Young People, Beware!

tattooYoung people, beware!  The world is full of voices dishing out unsolicited advice about how you should live your life.  Most of it is just vague crap like stay in school, don’t do drugs, travel, save your money, take risks, etc. etc.  Yeah, yeah, yeah!  Good luck tryin’ to do all that in a 24 hour day without taking amphetamines.  The problem is not one of these modern day Poloniuses is being honest with you.  Here’s the deal.  Life is surprisingly long, it’s changeable and, unfortunately, it’s those little decisions that have the uncanny ability to show up years later and make you look like a loser.  Here are some truths.

Tattoos — Rethink the ink.  Back in the day, body art was cool, but this is 2016 and tattoos have become the monogram of the middle class.  They’re about as badass as a minivan.  The reality is, if you truly believe gothic demons, “Sexy Lady” or the Chinese character for “Bliss” is still going to be primo important to you when you’re 50, you have a distinct lack of imagination.  That’s like keeping your highschool hair style for 30 years!  However, if you must get dermatologically decorated, think small because, as you get older, gigantic, saggy-ass tattoos are a spectacular way to tell the world your party’s over.

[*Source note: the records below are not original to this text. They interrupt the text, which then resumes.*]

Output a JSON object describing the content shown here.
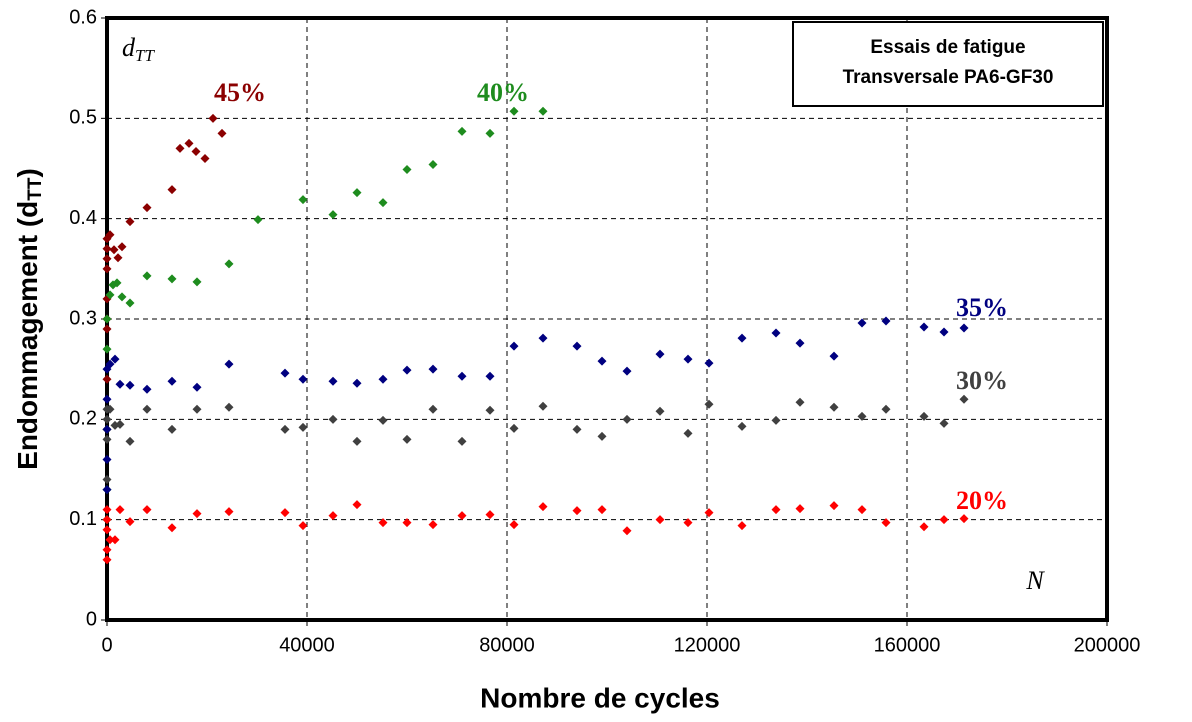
{
  "chart_data": {
    "type": "scatter",
    "title": [
      "Essais de fatigue",
      "Transversale PA6-GF30"
    ],
    "xlabel": "Nombre de cycles",
    "ylabel": [
      "Endommagement (d",
      "TT",
      ")"
    ],
    "annotations": [
      [
        "d",
        "TT"
      ],
      [
        "N"
      ]
    ],
    "xlim": [
      0,
      200000
    ],
    "ylim": [
      0,
      0.6
    ],
    "xticks": [
      0,
      40000,
      80000,
      120000,
      160000,
      200000
    ],
    "yticks": [
      0,
      0.1,
      0.2,
      0.3,
      0.4,
      0.5,
      0.6
    ],
    "grid": true,
    "series": [
      {
        "name": "45%",
        "color": "#8b0000",
        "x": [
          0,
          0,
          0,
          0,
          0,
          0,
          0,
          0,
          0,
          600,
          1400,
          2200,
          3000,
          4600,
          8000,
          13000,
          14600,
          16400,
          17800,
          19600,
          21200,
          23000
        ],
        "values": [
          0.19,
          0.24,
          0.29,
          0.3,
          0.32,
          0.35,
          0.36,
          0.37,
          0.38,
          0.384,
          0.369,
          0.361,
          0.372,
          0.397,
          0.411,
          0.429,
          0.47,
          0.475,
          0.467,
          0.46,
          0.5,
          0.485
        ]
      },
      {
        "name": "40%",
        "color": "#1e8c1e",
        "x": [
          0,
          0,
          0,
          0,
          0,
          600,
          1200,
          2000,
          3000,
          4600,
          8000,
          13000,
          18000,
          24400,
          30200,
          39200,
          45200,
          50000,
          55200,
          60000,
          65200,
          71000,
          76600,
          81400,
          87200
        ],
        "values": [
          0.1,
          0.13,
          0.19,
          0.27,
          0.3,
          0.324,
          0.334,
          0.336,
          0.322,
          0.316,
          0.343,
          0.34,
          0.337,
          0.355,
          0.399,
          0.419,
          0.404,
          0.426,
          0.416,
          0.449,
          0.454,
          0.487,
          0.485,
          0.507,
          0.507
        ]
      },
      {
        "name": "35%",
        "color": "#000080",
        "x": [
          0,
          0,
          0,
          0,
          0,
          600,
          1600,
          2600,
          4600,
          8000,
          13000,
          18000,
          24400,
          35600,
          39200,
          45200,
          50000,
          55200,
          60000,
          65200,
          71000,
          76600,
          81400,
          87200,
          94000,
          99000,
          104000,
          110600,
          116200,
          120400,
          127000,
          133800,
          138600,
          145400,
          151000,
          155800,
          163400,
          167400,
          171400
        ],
        "values": [
          0.13,
          0.16,
          0.19,
          0.22,
          0.25,
          0.255,
          0.26,
          0.235,
          0.234,
          0.23,
          0.238,
          0.232,
          0.255,
          0.246,
          0.24,
          0.238,
          0.236,
          0.24,
          0.249,
          0.25,
          0.243,
          0.243,
          0.273,
          0.281,
          0.273,
          0.258,
          0.248,
          0.265,
          0.26,
          0.256,
          0.281,
          0.286,
          0.276,
          0.263,
          0.296,
          0.298,
          0.292,
          0.287,
          0.291
        ]
      },
      {
        "name": "30%",
        "color": "#404040",
        "x": [
          0,
          0,
          0,
          0,
          600,
          1600,
          2600,
          4600,
          8000,
          13000,
          18000,
          24400,
          35600,
          39200,
          45200,
          50000,
          55200,
          60000,
          65200,
          71000,
          76600,
          81400,
          87200,
          94000,
          99000,
          104000,
          110600,
          116200,
          120400,
          127000,
          133800,
          138600,
          145400,
          151000,
          155800,
          163400,
          167400,
          171400
        ],
        "values": [
          0.14,
          0.18,
          0.2,
          0.21,
          0.21,
          0.194,
          0.195,
          0.178,
          0.21,
          0.19,
          0.21,
          0.212,
          0.19,
          0.192,
          0.2,
          0.178,
          0.199,
          0.18,
          0.21,
          0.178,
          0.209,
          0.191,
          0.213,
          0.19,
          0.183,
          0.2,
          0.208,
          0.186,
          0.215,
          0.193,
          0.199,
          0.217,
          0.212,
          0.203,
          0.21,
          0.203,
          0.196,
          0.22
        ]
      },
      {
        "name": "20%",
        "color": "#ff0000",
        "x": [
          0,
          0,
          0,
          0,
          0,
          600,
          1600,
          2600,
          4600,
          8000,
          13000,
          18000,
          24400,
          35600,
          39200,
          45200,
          50000,
          55200,
          60000,
          65200,
          71000,
          76600,
          81400,
          87200,
          94000,
          99000,
          104000,
          110600,
          116200,
          120400,
          127000,
          133800,
          138600,
          145400,
          151000,
          155800,
          163400,
          167400,
          171400
        ],
        "values": [
          0.06,
          0.07,
          0.09,
          0.1,
          0.11,
          0.08,
          0.08,
          0.11,
          0.098,
          0.11,
          0.092,
          0.106,
          0.108,
          0.107,
          0.094,
          0.104,
          0.115,
          0.097,
          0.097,
          0.095,
          0.104,
          0.105,
          0.095,
          0.113,
          0.109,
          0.11,
          0.089,
          0.1,
          0.097,
          0.107,
          0.094,
          0.11,
          0.111,
          0.114,
          0.11,
          0.097,
          0.093,
          0.1,
          0.101
        ]
      }
    ]
  }
}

Smoking — That’s just stupid.

Sex tapes — Don’t!  I know the temptation is almost unbearable, but recording your sexual adventures is never a good idea.  There are just too many ways for your private passions to become public property.  Even if you’re completely comfortable with Rashid, down at the grocery store, critiquing your technique with the produce manager — while you’re standing there — it’s going to be mega awkward in twenty years when 12 year old Emma accidently stumbles on Mom and what may (or may not) be Daddy, orally engaged.  That, my friends, is a dignity killer!

And finally

Bad relationships — Don’t waste your time.  The difference between love and lust can be measured in shots of tequila.  Never try to justify horny with violins and roses.  Sometimes, they’re the same — no doubt.  However, wanting to have sex with someone doesn’t necessarily mean you’ve met your soulmate.  True love does exist but … that ache in the bottom of your belly might just be a bad case of libido.  Think of it this way!  Love is fun, so if you’re spending more time “trying to make this relationship work” than actually enjoying it — it’s time to move on.  Bitter can become a bad habit.

We all get old eventually; that’s the easy part.  It’s the little things that let you do it gracefully.